The event’s keynote speaker was Dr. Emmanuel Taban, African Person of the Year, author, renowned pulmonologist in South Africa and a former refugee. Dr Taban said: “My purpose was always to find education… I always wanted to be a doctor since I was 7 years old.” It was this goal that kept driving Dr Taban to overcome all manner of barriers during his journey as a refugee to finally achieve remarkable professional and personal success in his life. In his speech, Dr Taban emphasized the important role of higher education in building resilience and supporting cohesive societies. Dr Taban reflected on his story and the impact he has been able to make particularly in the medical field during the COVID-19 pandemic where he practised lifesaving medical techniques to fight this new complex disease. Dr Taban underscored that skills and education are key priorities and added that to be successful, community and support structures are pivotal elements. He called on everyone to keep on working hard to open up opportunities for people on the move as these efforts will all contribute to a stronger country and continent.
After the reflection and keynote address there was a panel discussion. Panellists for the day included Mr Michael Bagraim, Ms Aurelie Kalenga, Ms Ellen Boriwondo and Mr Jamala Safari.

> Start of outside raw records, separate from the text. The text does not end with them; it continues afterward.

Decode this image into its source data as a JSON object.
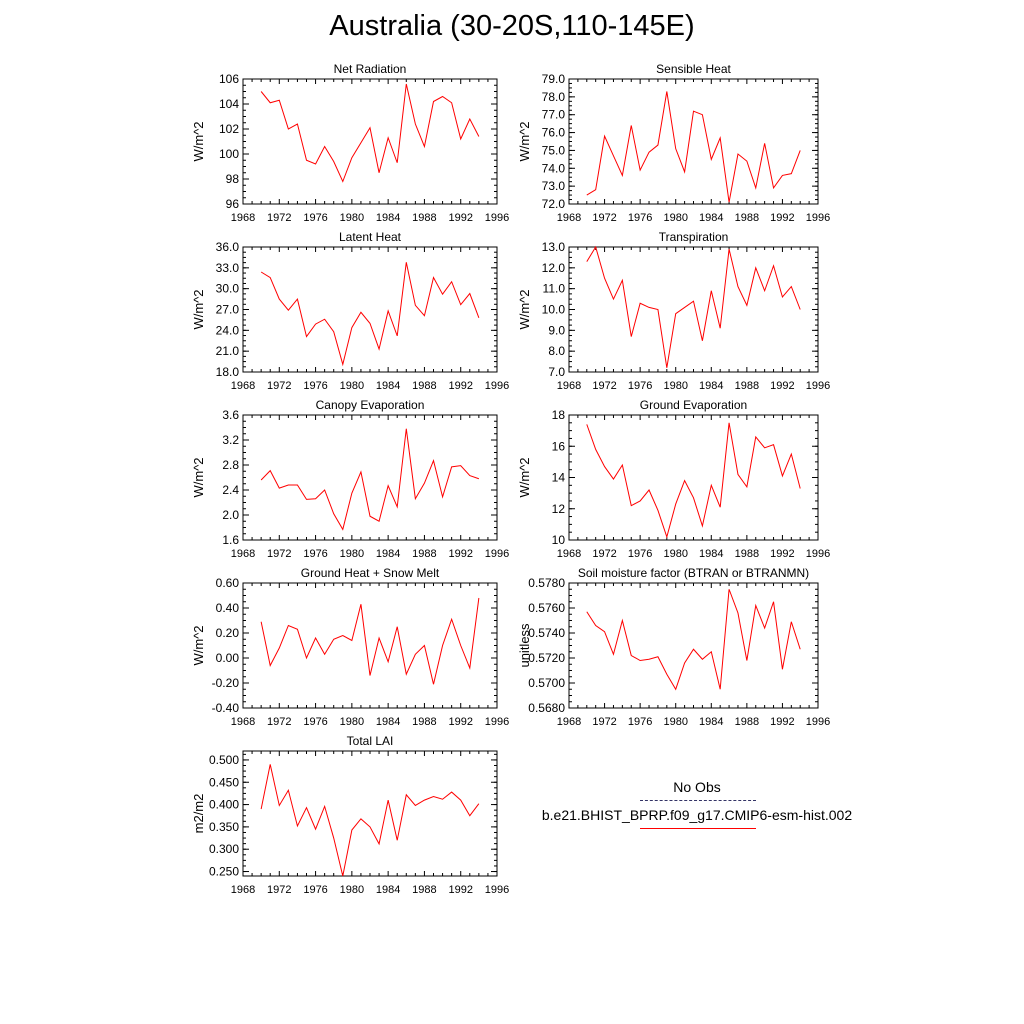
{
  "title": "Australia (30-20S,110-145E)",
  "line_color": "#ff0000",
  "legend": {
    "items": [
      {
        "label": "No Obs",
        "style": "dashed",
        "color": "#333366"
      },
      {
        "label": "b.e21.BHIST_BPRP.f09_g17.CMIP6-esm-hist.002",
        "style": "solid",
        "color": "#ff0000"
      }
    ]
  },
  "chart_data": [
    {
      "type": "line",
      "title": "Net Radiation",
      "ylabel": "W/m^2",
      "xlim": [
        1968,
        1996
      ],
      "ylim": [
        96,
        106
      ],
      "yticks": [
        "96",
        "98",
        "100",
        "102",
        "104",
        "106"
      ],
      "xticks": [
        "1968",
        "1972",
        "1976",
        "1980",
        "1984",
        "1988",
        "1992",
        "1996"
      ],
      "x": [
        1970,
        1971,
        1972,
        1973,
        1974,
        1975,
        1976,
        1977,
        1978,
        1979,
        1980,
        1981,
        1982,
        1983,
        1984,
        1985,
        1986,
        1987,
        1988,
        1989,
        1990,
        1991,
        1992,
        1993,
        1994
      ],
      "series": [
        {
          "values": [
            105.0,
            104.1,
            104.3,
            102.0,
            102.4,
            99.5,
            99.2,
            100.6,
            99.4,
            97.8,
            99.7,
            100.9,
            102.1,
            98.5,
            101.3,
            99.3,
            105.6,
            102.4,
            100.6,
            104.2,
            104.6,
            104.1,
            101.2,
            102.8,
            101.4
          ]
        }
      ]
    },
    {
      "type": "line",
      "title": "Sensible Heat",
      "ylabel": "W/m^2",
      "xlim": [
        1968,
        1996
      ],
      "ylim": [
        72,
        79
      ],
      "yticks": [
        "72.0",
        "73.0",
        "74.0",
        "75.0",
        "76.0",
        "77.0",
        "78.0",
        "79.0"
      ],
      "xticks": [
        "1968",
        "1972",
        "1976",
        "1980",
        "1984",
        "1988",
        "1992",
        "1996"
      ],
      "x": [
        1970,
        1971,
        1972,
        1973,
        1974,
        1975,
        1976,
        1977,
        1978,
        1979,
        1980,
        1981,
        1982,
        1983,
        1984,
        1985,
        1986,
        1987,
        1988,
        1989,
        1990,
        1991,
        1992,
        1993,
        1994
      ],
      "series": [
        {
          "values": [
            72.5,
            72.8,
            75.8,
            74.7,
            73.6,
            76.4,
            73.9,
            74.9,
            75.3,
            78.3,
            75.1,
            73.8,
            77.2,
            77.0,
            74.5,
            75.7,
            72.1,
            74.8,
            74.4,
            72.9,
            75.4,
            72.9,
            73.6,
            73.7,
            75.0
          ]
        }
      ]
    },
    {
      "type": "line",
      "title": "Latent Heat",
      "ylabel": "W/m^2",
      "xlim": [
        1968,
        1996
      ],
      "ylim": [
        18,
        36
      ],
      "yticks": [
        "18.0",
        "21.0",
        "24.0",
        "27.0",
        "30.0",
        "33.0",
        "36.0"
      ],
      "xticks": [
        "1968",
        "1972",
        "1976",
        "1980",
        "1984",
        "1988",
        "1992",
        "1996"
      ],
      "x": [
        1970,
        1971,
        1972,
        1973,
        1974,
        1975,
        1976,
        1977,
        1978,
        1979,
        1980,
        1981,
        1982,
        1983,
        1984,
        1985,
        1986,
        1987,
        1988,
        1989,
        1990,
        1991,
        1992,
        1993,
        1994
      ],
      "series": [
        {
          "values": [
            32.4,
            31.6,
            28.5,
            26.9,
            28.5,
            23.1,
            24.9,
            25.6,
            23.8,
            19.1,
            24.4,
            26.6,
            25.0,
            21.3,
            26.8,
            23.2,
            33.8,
            27.6,
            26.1,
            31.6,
            29.2,
            31.0,
            27.7,
            29.3,
            25.8
          ]
        }
      ]
    },
    {
      "type": "line",
      "title": "Transpiration",
      "ylabel": "W/m^2",
      "xlim": [
        1968,
        1996
      ],
      "ylim": [
        7,
        13
      ],
      "yticks": [
        "7.0",
        "8.0",
        "9.0",
        "10.0",
        "11.0",
        "12.0",
        "13.0"
      ],
      "xticks": [
        "1968",
        "1972",
        "1976",
        "1980",
        "1984",
        "1988",
        "1992",
        "1996"
      ],
      "x": [
        1970,
        1971,
        1972,
        1973,
        1974,
        1975,
        1976,
        1977,
        1978,
        1979,
        1980,
        1981,
        1982,
        1983,
        1984,
        1985,
        1986,
        1987,
        1988,
        1989,
        1990,
        1991,
        1992,
        1993,
        1994
      ],
      "series": [
        {
          "values": [
            12.3,
            13.0,
            11.5,
            10.5,
            11.4,
            8.7,
            10.3,
            10.1,
            10.0,
            7.2,
            9.8,
            10.1,
            10.4,
            8.5,
            10.9,
            9.1,
            12.9,
            11.1,
            10.2,
            12.0,
            10.9,
            12.1,
            10.6,
            11.1,
            10.0
          ]
        }
      ]
    },
    {
      "type": "line",
      "title": "Canopy Evaporation",
      "ylabel": "W/m^2",
      "xlim": [
        1968,
        1996
      ],
      "ylim": [
        1.6,
        3.6
      ],
      "yticks": [
        "1.6",
        "2.0",
        "2.4",
        "2.8",
        "3.2",
        "3.6"
      ],
      "xticks": [
        "1968",
        "1972",
        "1976",
        "1980",
        "1984",
        "1988",
        "1992",
        "1996"
      ],
      "x": [
        1970,
        1971,
        1972,
        1973,
        1974,
        1975,
        1976,
        1977,
        1978,
        1979,
        1980,
        1981,
        1982,
        1983,
        1984,
        1985,
        1986,
        1987,
        1988,
        1989,
        1990,
        1991,
        1992,
        1993,
        1994
      ],
      "series": [
        {
          "values": [
            2.56,
            2.71,
            2.43,
            2.48,
            2.48,
            2.25,
            2.26,
            2.4,
            2.02,
            1.77,
            2.35,
            2.69,
            1.98,
            1.9,
            2.47,
            2.13,
            3.38,
            2.26,
            2.51,
            2.87,
            2.29,
            2.77,
            2.79,
            2.63,
            2.58
          ]
        }
      ]
    },
    {
      "type": "line",
      "title": "Ground Evaporation",
      "ylabel": "W/m^2",
      "xlim": [
        1968,
        1996
      ],
      "ylim": [
        10,
        18
      ],
      "yticks": [
        "10",
        "12",
        "14",
        "16",
        "18"
      ],
      "xticks": [
        "1968",
        "1972",
        "1976",
        "1980",
        "1984",
        "1988",
        "1992",
        "1996"
      ],
      "x": [
        1970,
        1971,
        1972,
        1973,
        1974,
        1975,
        1976,
        1977,
        1978,
        1979,
        1980,
        1981,
        1982,
        1983,
        1984,
        1985,
        1986,
        1987,
        1988,
        1989,
        1990,
        1991,
        1992,
        1993,
        1994
      ],
      "series": [
        {
          "values": [
            17.4,
            15.8,
            14.7,
            13.9,
            14.8,
            12.2,
            12.5,
            13.2,
            11.9,
            10.2,
            12.3,
            13.8,
            12.7,
            10.9,
            13.5,
            12.1,
            17.5,
            14.2,
            13.4,
            16.6,
            15.9,
            16.1,
            14.1,
            15.5,
            13.3
          ]
        }
      ]
    },
    {
      "type": "line",
      "title": "Ground Heat + Snow Melt",
      "ylabel": "W/m^2",
      "xlim": [
        1968,
        1996
      ],
      "ylim": [
        -0.4,
        0.6
      ],
      "yticks": [
        "-0.40",
        "-0.20",
        "0.00",
        "0.20",
        "0.40",
        "0.60"
      ],
      "xticks": [
        "1968",
        "1972",
        "1976",
        "1980",
        "1984",
        "1988",
        "1992",
        "1996"
      ],
      "x": [
        1970,
        1971,
        1972,
        1973,
        1974,
        1975,
        1976,
        1977,
        1978,
        1979,
        1980,
        1981,
        1982,
        1983,
        1984,
        1985,
        1986,
        1987,
        1988,
        1989,
        1990,
        1991,
        1992,
        1993,
        1994
      ],
      "series": [
        {
          "values": [
            0.29,
            -0.06,
            0.08,
            0.26,
            0.23,
            0.0,
            0.16,
            0.03,
            0.15,
            0.18,
            0.14,
            0.43,
            -0.14,
            0.16,
            -0.03,
            0.25,
            -0.13,
            0.03,
            0.1,
            -0.21,
            0.1,
            0.31,
            0.1,
            -0.08,
            0.48
          ]
        }
      ]
    },
    {
      "type": "line",
      "title": "Soil moisture factor (BTRAN or BTRANMN)",
      "ylabel": "unitless",
      "xlim": [
        1968,
        1996
      ],
      "ylim": [
        0.568,
        0.578
      ],
      "yticks": [
        "0.5680",
        "0.5700",
        "0.5720",
        "0.5740",
        "0.5760",
        "0.5780"
      ],
      "xticks": [
        "1968",
        "1972",
        "1976",
        "1980",
        "1984",
        "1988",
        "1992",
        "1996"
      ],
      "x": [
        1970,
        1971,
        1972,
        1973,
        1974,
        1975,
        1976,
        1977,
        1978,
        1979,
        1980,
        1981,
        1982,
        1983,
        1984,
        1985,
        1986,
        1987,
        1988,
        1989,
        1990,
        1991,
        1992,
        1993,
        1994
      ],
      "series": [
        {
          "values": [
            0.5757,
            0.5746,
            0.5741,
            0.5723,
            0.575,
            0.5722,
            0.5718,
            0.5719,
            0.5721,
            0.5707,
            0.5695,
            0.5716,
            0.5727,
            0.5719,
            0.5725,
            0.5695,
            0.5775,
            0.5756,
            0.5718,
            0.5762,
            0.5744,
            0.5765,
            0.5711,
            0.5749,
            0.5727
          ]
        }
      ]
    },
    {
      "type": "line",
      "title": "Total LAI",
      "ylabel": "m2/m2",
      "xlim": [
        1968,
        1996
      ],
      "ylim": [
        0.24,
        0.52
      ],
      "yticks": [
        "0.250",
        "0.300",
        "0.350",
        "0.400",
        "0.450",
        "0.500"
      ],
      "ytick_values": [
        0.25,
        0.3,
        0.35,
        0.4,
        0.45,
        0.5
      ],
      "xticks": [
        "1968",
        "1972",
        "1976",
        "1980",
        "1984",
        "1988",
        "1992",
        "1996"
      ],
      "x": [
        1970,
        1971,
        1972,
        1973,
        1974,
        1975,
        1976,
        1977,
        1978,
        1979,
        1980,
        1981,
        1982,
        1983,
        1984,
        1985,
        1986,
        1987,
        1988,
        1989,
        1990,
        1991,
        1992,
        1993,
        1994
      ],
      "series": [
        {
          "values": [
            0.39,
            0.49,
            0.398,
            0.432,
            0.352,
            0.393,
            0.345,
            0.396,
            0.325,
            0.24,
            0.343,
            0.368,
            0.35,
            0.312,
            0.41,
            0.32,
            0.422,
            0.398,
            0.41,
            0.418,
            0.412,
            0.428,
            0.41,
            0.375,
            0.402
          ]
        }
      ]
    }
  ]
}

Mr Michael Bagraim is a descendent of refugee grandparents and a well-known labour lawyer, who has and continues to work with the Cape Chamber of Commerce. Mr Bagraim emphasised that the constitution and law are based on equality and that labour rights apply to and protect all in South Africa. He spoke to how the business sector invests in education and training as being good affordable and favourable business practices. He said many businesses recognised the hunger, thirst and drive of refugees. He argued that the greatest scope for funding of tertiary studies and for the economy lies in the small business sector who initially invests in people to survive and then, through hard work, to thrive.
Ms Aurelie Kalenga, a journalist with the SABC, host of the morning show on Channel Africa for SABC and founder the Grace Beyond Borders NGO, spoke to the importance of integration and looking to internships to put a foot in the door. She spoke to the challenges of accessing tertiary education and the workspace, and the number of doors closed to migrants and refugees that should be opened.
Ms Ellen Boriwondo is a Senior Advocacy Officer at the Scalabrini Centre of Cape Town, who reflected on her journey and the challenges experienced in pursuing her undergraduate studies and masters’ qualifications, hoping that the lessons learned from her experience will help equip others to access tertiary funding and support. She called on everyone to map and gather available resources and support building an extensive network for possible scholarships and other support for asylum-seekers, refugees and migrants.
Mr Jamala Safari is an author and poet, CEO of the HCI Foundation and former refugee from the DRC. He is also a former recipient of an HCI Foundation bursary. He reflected on his personal journey in South Africa and how challenging it was to juggle his studies and multiple part-time jobs. If it was not for the HCI Foundation’s bursary, he could not have achieved his potential. The HCI Foundation now regularly allocates 5% of its bursaries to refugee and asylum seeker students, whilst the rest goes to South Africans. Mr Safari encouraged philanthropic organisations and corporates to similarly consider ring fencing a percentage of their bursary funding towards refugees and migrants.
This event created a platform for diverse interested stakeholders to cooperate and collaborate on opportunities to better support scholarships, internships and other educational and vocational skills in support for persons on the move. The event organisers hope that the discussions held at the symposium will help raise awareness on the importance of inclusion in national opportunities and strengthen stakeholder collaboration and cooperation for refugees, asylum-seekers and migrants.